Ich seh das übrigens anders.
Ich entscheide mich bewusst für ein Gerät (InEar TWS) aufgrund der Features in Korrelation mit Größe, Design und Komfort.

Hinter dem Gedanken per Gesetz Akkus tauschbar zu machen unter dem Aspekt "Damit der Endnutzer mehr von seinem Gerät hat und es billig selbst reparieren kann", habe ich aber nicht mehr von meinem Gerät, weil es größer oder funktional schlechter wird und somit für mich als Endanwender Killerfeatures/Keyfeatures gemschmälert werden.

Also genau das Gegenteil von "Endnutzer hat davon einen Vorteil" in meinem Fall.
Preis für Akkutausch durch Hersteller oder gar Neukauf der InEar sind mir egal.
 
2027 sollen alle Geräte einen mit handelsüblichem Werkzeug tauschbaren Akku haben, EU Vorgabe.

Cooler wäre, wenn man die Akkus mal eben ohne Werkzeug wechseln könnte.

Ich bleibe bei Garmin, solange die anderen nicht mindestens 2 Wochen Laufzeit bringen.
 
heroesgaming schrieb:
Mehrere der Videos, die ich zum Thema Watch 4 gesehen habe, sprachen von unter dem Armband von Schrauben, die einfach geöffnet werden können.
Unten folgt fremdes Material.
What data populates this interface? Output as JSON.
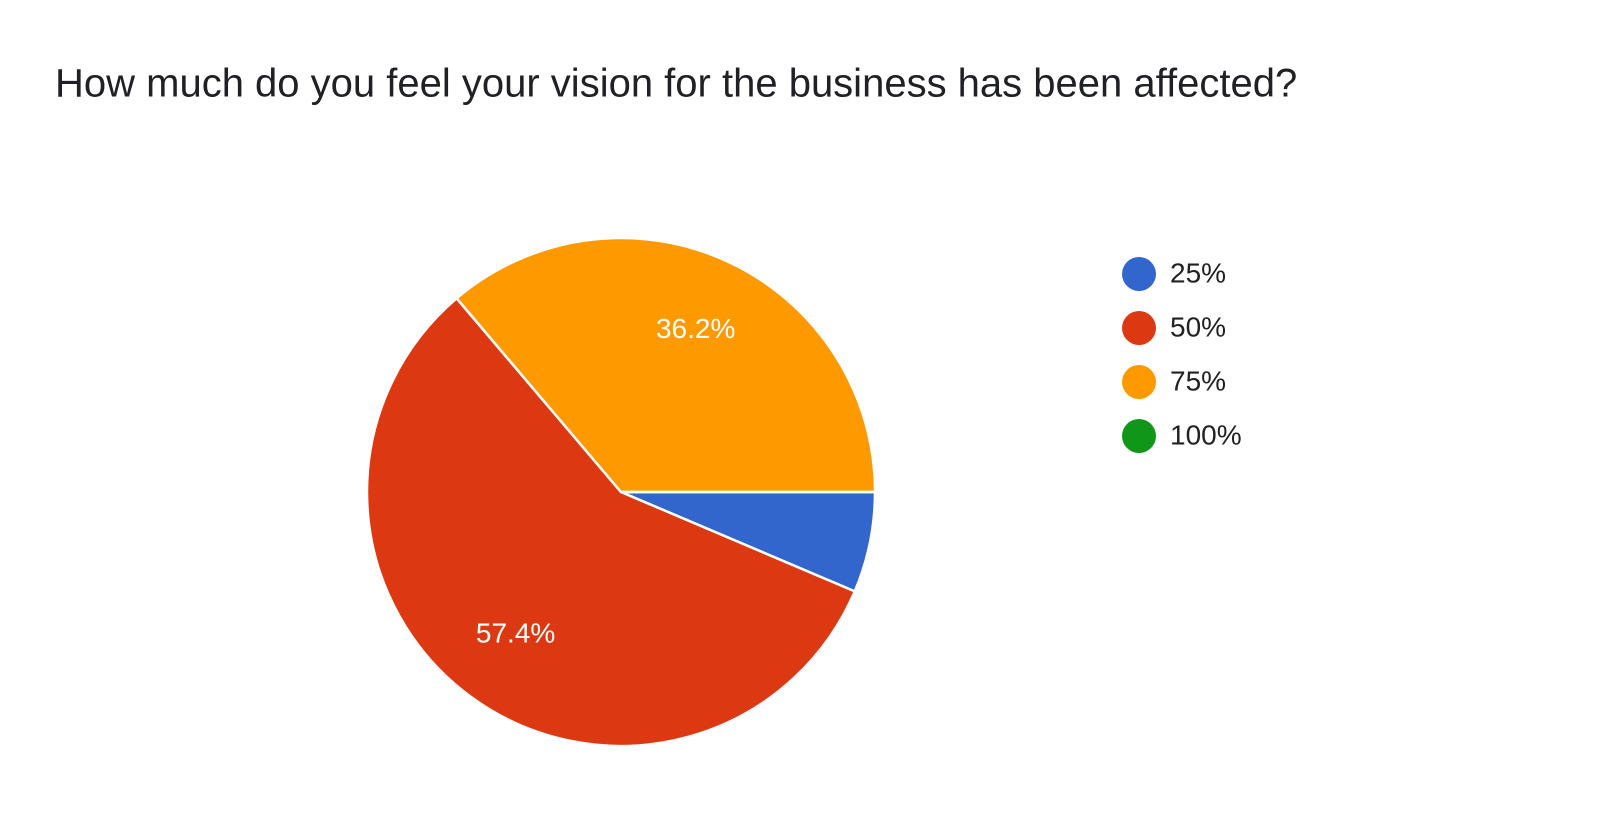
{
  "chart_data": {
    "type": "pie",
    "title": "How much do you feel your vision for the business has been affected?",
    "categories": [
      "25%",
      "50%",
      "75%",
      "100%"
    ],
    "values": [
      6.4,
      57.4,
      36.2,
      0
    ],
    "value_labels": [
      null,
      "57.4%",
      "36.2%",
      null
    ],
    "colors": [
      "#3366cc",
      "#dc3912",
      "#ff9900",
      "#109618"
    ],
    "legend": "right"
  }
}
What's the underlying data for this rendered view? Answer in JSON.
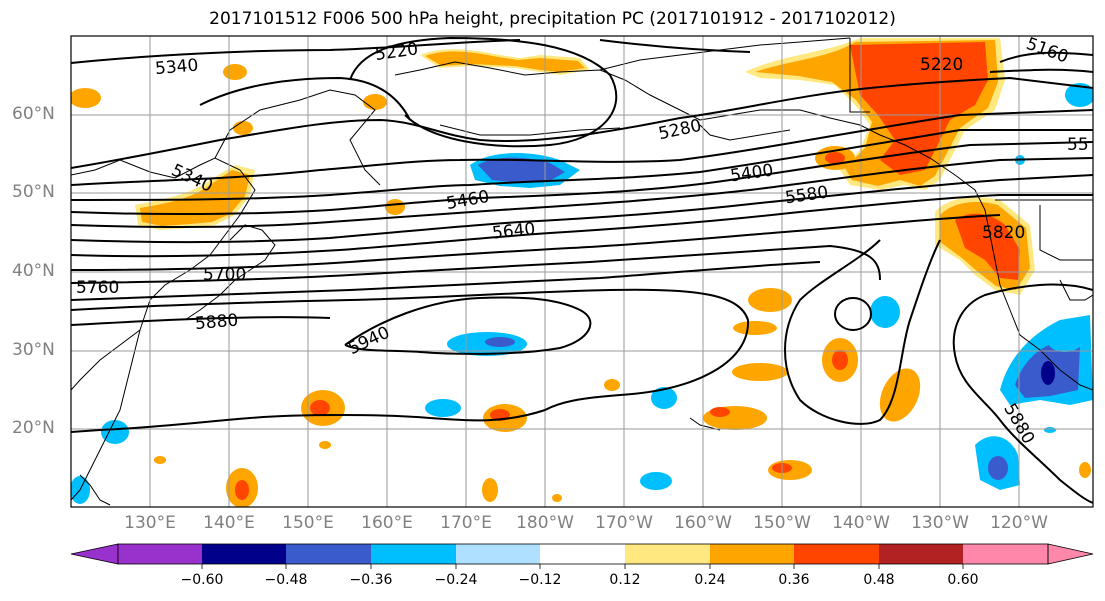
{
  "title": "2017101512 F006 500 hPa height, precipitation PC (2017101912 - 2017102012)",
  "lat_labels": [
    "60°N",
    "50°N",
    "40°N",
    "30°N",
    "20°N"
  ],
  "lon_labels": [
    "130°E",
    "140°E",
    "150°E",
    "160°E",
    "170°E",
    "180°W",
    "170°W",
    "160°W",
    "150°W",
    "140°W",
    "130°W",
    "120°W"
  ],
  "colorbar": {
    "tick_labels": [
      "−0.60",
      "−0.48",
      "−0.36",
      "−0.24",
      "−0.12",
      "0.12",
      "0.24",
      "0.36",
      "0.48",
      "0.60"
    ],
    "colors": [
      "#9932cc",
      "#00008b",
      "#3a5bcc",
      "#00bfff",
      "#b0e0ff",
      "#ffffff",
      "#ffe880",
      "#ffa500",
      "#ff4500",
      "#b22222",
      "#ff88aa"
    ]
  },
  "contour_labels": {
    "l5340a": "5340",
    "l5220a": "5220",
    "l5220b": "5220",
    "l5160": "5160",
    "l5280": "5280",
    "l55": "55",
    "l5400": "5400",
    "l5580": "5580",
    "l5340b": "5340",
    "l5460": "5460",
    "l5640": "5640",
    "l5820": "5820",
    "l5700": "5700",
    "l5760": "5760",
    "l5880a": "5880",
    "l5940": "5940",
    "l5880b": "5880"
  }
}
Mehr ist wohl nicht notwendig, um Akku und Display vom Gehäuse trennen zu können. Demnach wären da also keine besonderen Voraussetzungen zu erfüllen.
Die Frage die sich da stellt ist ob ein besonderer Schraubendreher erforderlich ist für die Schrauben oder nicht.

heroesgaming schrieb:
Angeblich will Google sie höchstselbst anbieten. Displays ebenso.
Ok, ich bingespannt darauf.

heroesgaming schrieb:
Ich nehme an, dass das dem Nutzer überlassen bleiben wird.
Das Problem dabei wird sein dass Google keine Gewährleistung übernehmen wird falls der Billig-Akku eines Fremdherstellers die Uhr zerstören sollte, oder auch falls die Watch nach dem Akkutausch durch eine Privatperson nicht mehr wasserdicht ist. Demnach eigenes Risiko.
Ergänzung ()

starbase64_2 schrieb:
2027 sollen alle Geräte einen mit handelsüblichem Werkzeug tauschbaren Akku haben, EU Vorgabe.
Jein, es gibt eine Ausnahme in der EU-Verordnung und diese würde an dieser Stelle bei der Pixel Watch sogar greifen,
und zwar betrifft die Ausnahme Geräte welche wasserdicht (min. IP67) gebaut sind.
In solchen Fällen darf ein Gerätehersteller vorschreiben dass dann entweder Spezialwerkzeug zulässig ist oder der Akku nur durch Fachpersonal, aber nicht von Privatleuten, getauscht werden darf.